Ground truth + predicted masks from the challenge

╔═══════════╦════════╦══════════╦═══════╦═══════╗
║ Precision ║ Recall ║ Accuracy ║ Dice  ║  IoU  ║
╠═══════════╬════════╬══════════╬═══════╬═══════╣
║     0.256 ║  0.256 ║    0.828 ║ 0.256 ║ 0.147 ║
║     0.721 ║  0.721 ║    0.951 ║ 0.721 ║ 0.563 ║
╚═══════════╩════════╩══════════╩═══════╩═══════╝

Observations:

High accuracy, but low Dice and IoU score. Why is it? Let’s recall how the accuracy score is calculated. The accuracy score is the total number of correctly predicted pixels (1-FTU, 0-background) divided by the total number of predictions. We can notice that there is only a small percentage of pixels of the FTUs compared to the background. Thus, if we use the accuracy score, those correctly classified backgrounds will dominate the whole numerator term and result in an illegitimate high scoring.
Precision = Recall = Dice
Dice coefficient > IoU

Conclusion

In this post, I’ve demonstrated 5 evaluation metrics in Medical Image Segmentation (MIS).

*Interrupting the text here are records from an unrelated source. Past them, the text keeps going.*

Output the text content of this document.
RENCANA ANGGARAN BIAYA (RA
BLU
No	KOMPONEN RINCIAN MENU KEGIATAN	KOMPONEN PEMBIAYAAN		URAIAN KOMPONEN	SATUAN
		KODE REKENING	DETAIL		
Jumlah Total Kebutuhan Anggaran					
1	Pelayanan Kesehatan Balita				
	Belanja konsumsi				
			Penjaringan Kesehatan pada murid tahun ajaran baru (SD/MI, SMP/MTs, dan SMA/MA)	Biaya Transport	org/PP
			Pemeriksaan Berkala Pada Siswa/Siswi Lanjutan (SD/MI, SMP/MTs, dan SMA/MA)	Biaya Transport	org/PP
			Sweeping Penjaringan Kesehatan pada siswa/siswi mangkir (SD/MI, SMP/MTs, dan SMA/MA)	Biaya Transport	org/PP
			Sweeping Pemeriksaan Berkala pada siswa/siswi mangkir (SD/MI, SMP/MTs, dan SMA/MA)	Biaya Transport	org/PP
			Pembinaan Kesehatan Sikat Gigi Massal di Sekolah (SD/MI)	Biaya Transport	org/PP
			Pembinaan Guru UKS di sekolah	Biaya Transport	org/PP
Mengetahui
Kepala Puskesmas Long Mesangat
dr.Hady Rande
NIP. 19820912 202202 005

Precision and Recall (Sensitivity)
Accuracy/Rand index
Dice coefficient
Jaccard index (IoU)

However, it’s strongly discouraged to use accuracy in MIS since MIS has highly imbalanced classes between ROIs vs. background. In other words, medical segmentation image usually contains a small percentage of pixels in the ROIs, whereas the remaining image is all annotated as background. Accuracy score includes true negative results, thus will always result in an illegitimate high scoring.

In contrast, dice coefficient and IoU are the most commonly used metrics for semantic segmentation because both metrics penalize false positives, which is a common factor in highly class imbalanced datasets like MIS. However, choosing dice coefficient over IoU or vice versa is based on specific use cases of the task.